I’m sure Adobe’s flyers, brochures, and other *print* material are designed in Indesign, Photoshop, and Illustrator though.
Why do you lot use Photoshop and Illustrator for Web Design and Mockup?
You’re using the wrong tools for the job.
Illustrator – Vector program mainly for print.
Photoshop = Image manipulation.
Fireworks = Screen Graphics and Website Design.
If you visit the Adobe site, even they categorise their own programs like this. Check it out if you don’t believe me. Go and visit the Adobe site and read for yourself what each program is meant for.
No one’s saying you can’t design sites very effectively in Illustrator and Photoshop, but they’re still the wrong tools for the job. It’s like using a monkey wrench to undo a nut, where you could just use a ratchet.
Fireworks has loads more features geared towards a strreamlined workflow when designing websites that Photshop and Illustrator, even combined, can’t even begin to equal.
Also, Fireworks is easil the best tool for designing screen orientated Vector graphics. In other words the sort of thing you might use a lot for designing websites.
Where Fireworks cannot be used however, is in designing for print as it runs naturally at 72DPI (which is perfect for….. drum roll….. designing websites).
Photoshop and Illustrator are bloated, clunky and slow for this purpose. Just watch the next couple of years as more and more web designers switch over to Fireworks. It’s inevitable, once they glimpse the workflow it offers.
@Jammer – I completely agree with you. I’ve been using photoshop for years and switched over to fireworks recently. There was an adjustment period for sure – but it is totally worth going through that. The benefits fireworks brings to the table for web design are fantastic.
I still use photoshop for doing things like, say, photo manipulation, or hardcore image creation (which is what photoshop was designed to do) but for everything web based, from mockups right through to final art, Fireworks is the business.

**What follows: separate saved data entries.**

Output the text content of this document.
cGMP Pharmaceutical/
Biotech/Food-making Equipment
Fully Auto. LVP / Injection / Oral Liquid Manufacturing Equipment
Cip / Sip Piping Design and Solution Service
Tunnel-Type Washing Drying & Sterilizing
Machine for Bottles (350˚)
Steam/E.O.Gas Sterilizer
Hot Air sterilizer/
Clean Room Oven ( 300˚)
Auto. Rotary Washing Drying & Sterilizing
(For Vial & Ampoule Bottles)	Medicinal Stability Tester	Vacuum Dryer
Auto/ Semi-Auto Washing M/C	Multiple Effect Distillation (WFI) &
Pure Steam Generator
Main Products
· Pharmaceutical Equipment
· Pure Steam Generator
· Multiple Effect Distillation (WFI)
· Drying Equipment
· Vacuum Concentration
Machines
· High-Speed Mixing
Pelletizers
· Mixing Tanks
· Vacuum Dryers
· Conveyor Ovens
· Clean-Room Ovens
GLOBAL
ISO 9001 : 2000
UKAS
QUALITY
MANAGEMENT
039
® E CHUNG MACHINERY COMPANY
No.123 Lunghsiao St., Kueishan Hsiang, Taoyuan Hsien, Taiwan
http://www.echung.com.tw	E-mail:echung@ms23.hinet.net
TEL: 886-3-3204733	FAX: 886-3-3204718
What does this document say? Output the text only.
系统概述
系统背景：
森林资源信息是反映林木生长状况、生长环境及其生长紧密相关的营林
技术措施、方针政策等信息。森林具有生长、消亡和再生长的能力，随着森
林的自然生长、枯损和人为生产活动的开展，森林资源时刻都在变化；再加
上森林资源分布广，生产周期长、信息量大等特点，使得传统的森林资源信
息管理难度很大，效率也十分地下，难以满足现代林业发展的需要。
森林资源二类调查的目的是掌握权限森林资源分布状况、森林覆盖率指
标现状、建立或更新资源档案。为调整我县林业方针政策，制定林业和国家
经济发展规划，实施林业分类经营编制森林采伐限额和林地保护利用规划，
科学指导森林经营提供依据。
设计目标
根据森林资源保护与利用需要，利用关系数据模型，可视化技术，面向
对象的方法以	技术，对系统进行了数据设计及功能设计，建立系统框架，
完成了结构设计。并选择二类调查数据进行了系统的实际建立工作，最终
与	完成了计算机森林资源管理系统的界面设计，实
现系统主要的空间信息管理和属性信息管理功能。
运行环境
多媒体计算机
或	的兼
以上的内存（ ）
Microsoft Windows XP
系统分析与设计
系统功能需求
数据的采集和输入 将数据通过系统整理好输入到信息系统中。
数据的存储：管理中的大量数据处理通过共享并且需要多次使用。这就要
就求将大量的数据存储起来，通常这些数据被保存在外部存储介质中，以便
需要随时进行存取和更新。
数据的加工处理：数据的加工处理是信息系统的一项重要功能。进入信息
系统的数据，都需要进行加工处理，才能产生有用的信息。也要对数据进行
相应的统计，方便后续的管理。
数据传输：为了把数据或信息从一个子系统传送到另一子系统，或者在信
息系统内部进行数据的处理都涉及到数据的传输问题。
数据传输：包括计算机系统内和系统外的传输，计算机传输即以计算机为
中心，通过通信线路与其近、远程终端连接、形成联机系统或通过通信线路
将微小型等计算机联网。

@jammer – Illustrator is more of a reasonable tool to use for web design elements today than ever.
Illustrator creates vectors, PS and FW produce Rastors.
Which one scales to different sizes?…
That’s not true. Photoshop has always had shape layer graphics which are vectors. You can actually paste a vector from AI right into PS as a shape layer. Also Photoshop CS6 has vector tools similar to illustrator now. Mostly to fill the need of UI design for high pixel density graphics that are required for devices like the iPhone and iPad with retina displays.
@jammer, thanks for the tip on fireworks – hadn’t looked at it since fireworks MX but it’s now a big improvement over PS for web design…
Fireworks occupies a spot somewhere between photoshop and vizio. Compared to photoshop, it’s more oriented toward objects and–imo–much faster to work on wireframes and lo-fi prototypes, faster to change properties of objects, etc. It’s also very focused on web/UI design. Where it falls down is quality (especially text rendering–but other areas too), print (by design), and in the overall lack of total investment compared to Photoshop. And, for the legions of Photoshop devotees, they actually have to unlearn behaviors to effectively use it.
lol, everyone is so serious.
This debate over the best tools seems pretty ridiculous to me … at least in this context. If everyone here is so proficient and gifted in the tool they’re backing so strongly, they wouldn’t even have need for these elements, they’d make them themselves using their program of choice.
Thrown down some coin for the Interface Styles or get to work! 😛
How do you all feel about Fireworks now that Adobe killed it? Illustrator is way better than Photoshop but honestly, just use what works best for you.